Heyecanla beklediğimiz F1 yarışlarını mümkün kılan, bu yarışlarda liderleri lider yapan kişiler aslında bizim hiç görmediğimiz kişiler. Bir F1 takımı, yaklaşık 1.000 personele ev sahipliği yapıyor. Bu çalışanlar birçok farklı alanda, aracın geliştirilmesinden yarış stratejisine görevler yapıyorlar. Günümüz şampiyon takımı Mercedes-AMG Petronas’ın yalnızca kendi ana üssünde bile 950 personel bulunuyor.
Bir F1 aracı gördüyseniz, sporun içinde olan birisi değilseniz araçların direksiyonu elbet garibinize gitmiştir. Bu direksiyonlarda bulunan her bir düğme ayrı bir işleve sahip. Aracın motor gücünden torka, fren dengesinden radyoya ve pilotun içeceğine tüm kontroller buradan yapılıyor.
F1’de de neredeyse her spor dalında olduğu gibi sürücüler kendilerini temsil eden bir numaraya sahiptirler. F1 tarihi boyunca uğursuz sayılan 13 sayısı, yalnızca 1963 Meksika ve 1976 İngiltere GP’lerinde görüldü. Elbette bu numarayı alan bir kişiyi gören herkes o dönemde şaşkına döndü.

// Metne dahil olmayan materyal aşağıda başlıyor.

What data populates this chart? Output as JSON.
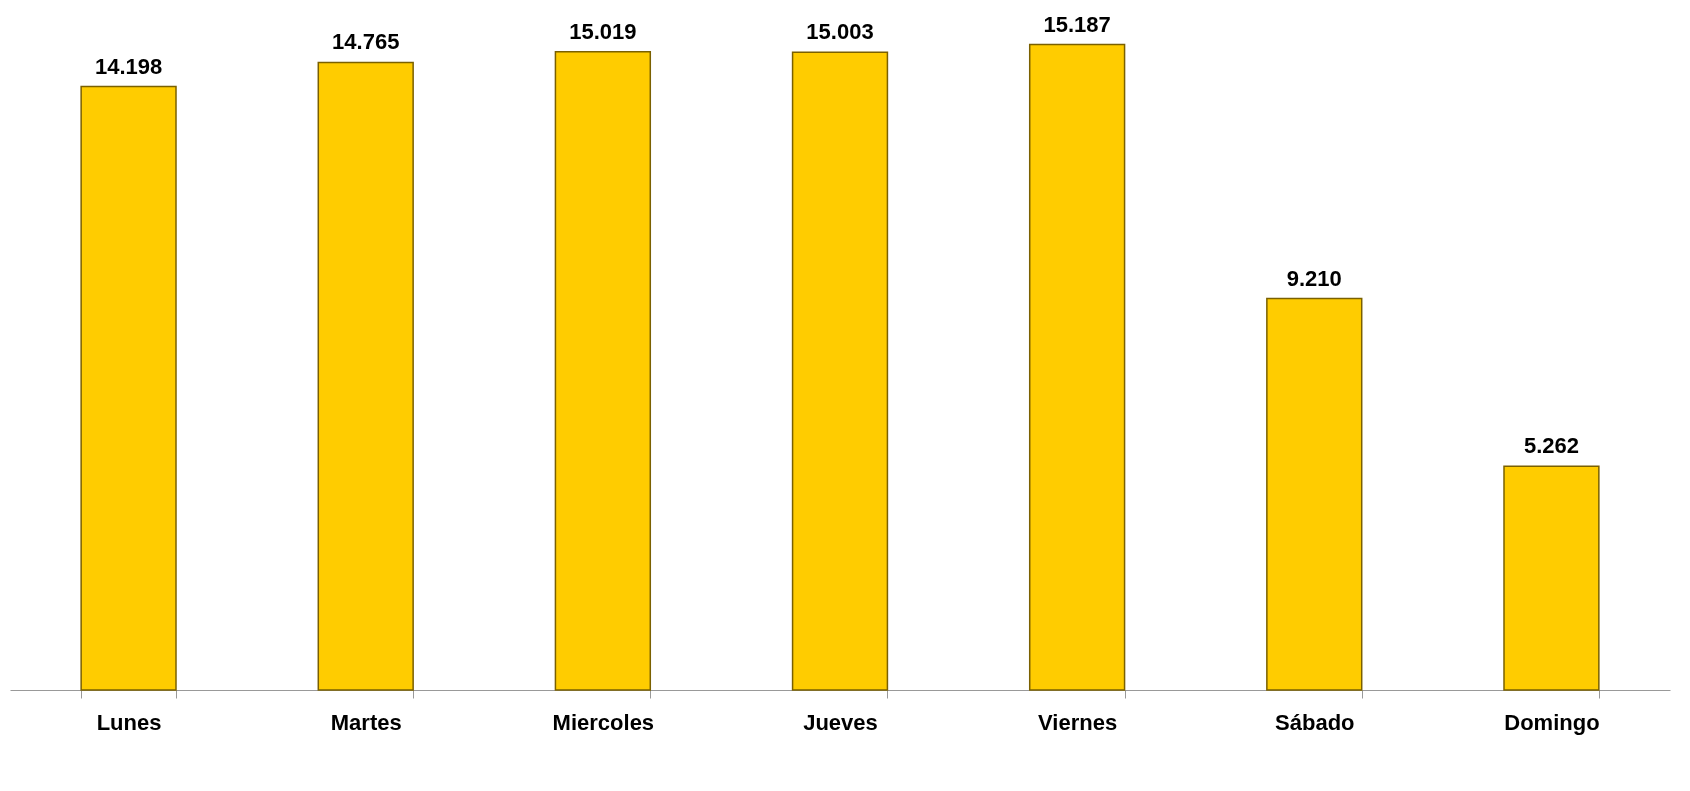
{
  "chart_data": {
    "type": "bar",
    "categories": [
      "Lunes",
      "Martes",
      "Miercoles",
      "Jueves",
      "Viernes",
      "Sábado",
      "Domingo"
    ],
    "values": [
      14198,
      14765,
      15019,
      15003,
      15187,
      9210,
      5262
    ],
    "value_labels": [
      "14.198",
      "14.765",
      "15.019",
      "15.003",
      "15.187",
      "9.210",
      "5.262"
    ],
    "color": "#ffcc00"
  }
}
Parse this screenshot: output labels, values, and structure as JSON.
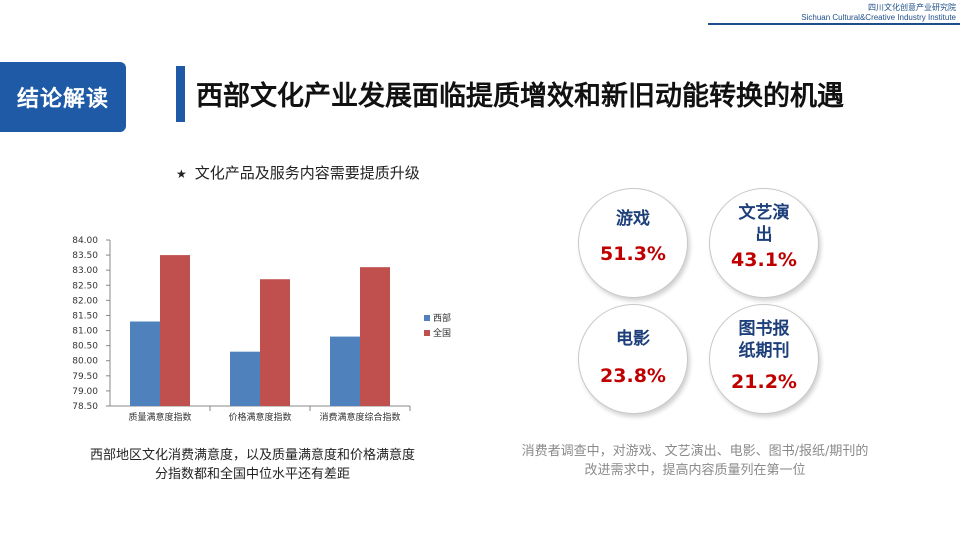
{
  "brand": {
    "cn": "四川文化创意产业研究院",
    "en": "Sichuan Cultural&Creative Industry Institute"
  },
  "section_badge": "结论解读",
  "page_title": "西部文化产业发展面临提质增效和新旧动能转换的机遇",
  "star_item": {
    "icon": "star-icon",
    "text": "文化产品及服务内容需要提质升级"
  },
  "chart_caption": [
    "西部地区文化消费满意度，以及质量满意度和价格满意度",
    "分指数都和全国中位水平还有差距"
  ],
  "stats": [
    {
      "name_lines": [
        "游戏"
      ],
      "value": "51.3%"
    },
    {
      "name_lines": [
        "文艺演",
        "出"
      ],
      "value": "43.1%"
    },
    {
      "name_lines": [
        "电影"
      ],
      "value": "23.8%"
    },
    {
      "name_lines": [
        "图书报",
        "纸期刊"
      ],
      "value": "21.2%"
    }
  ],
  "right_caption": [
    "消费者调查中，对游戏、文艺演出、电影、图书/报纸/期刊的",
    "改进需求中，提高内容质量列在第一位"
  ],
  "colors": {
    "accent": "#1f5aa6",
    "series_west": "#4f81bd",
    "series_national": "#c0504d",
    "stat_value": "#c00000"
  },
  "chart_data": {
    "type": "bar",
    "categories": [
      "质量满意度指数",
      "价格满意度指数",
      "消费满意度综合指数"
    ],
    "series": [
      {
        "name": "西部",
        "values": [
          81.3,
          80.3,
          80.8
        ]
      },
      {
        "name": "全国",
        "values": [
          83.5,
          82.7,
          83.1
        ]
      }
    ],
    "ylim": [
      78.5,
      84.0
    ],
    "yticks": [
      "78.50",
      "79.00",
      "79.50",
      "80.00",
      "80.50",
      "81.00",
      "81.50",
      "82.00",
      "82.50",
      "83.00",
      "83.50",
      "84.00"
    ],
    "legend_position": "right",
    "title": "",
    "xlabel": "",
    "ylabel": ""
  }
}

F1 camiası hakkındaki son bilgiyi, bu spordan uzak olan kişiler için verelim. Formula 1 araçları, 2005, 2006, 2007, 2008, 2009 ve 2010 yıllarında İstanbul Park pistinde birbirleriyle kıyasıya mücadele ettiler. Öyle ki İstanbul Park, dünya çapında birçok F1 hayranı tarafından en iyi pistler arasında değerlendiriliyordu.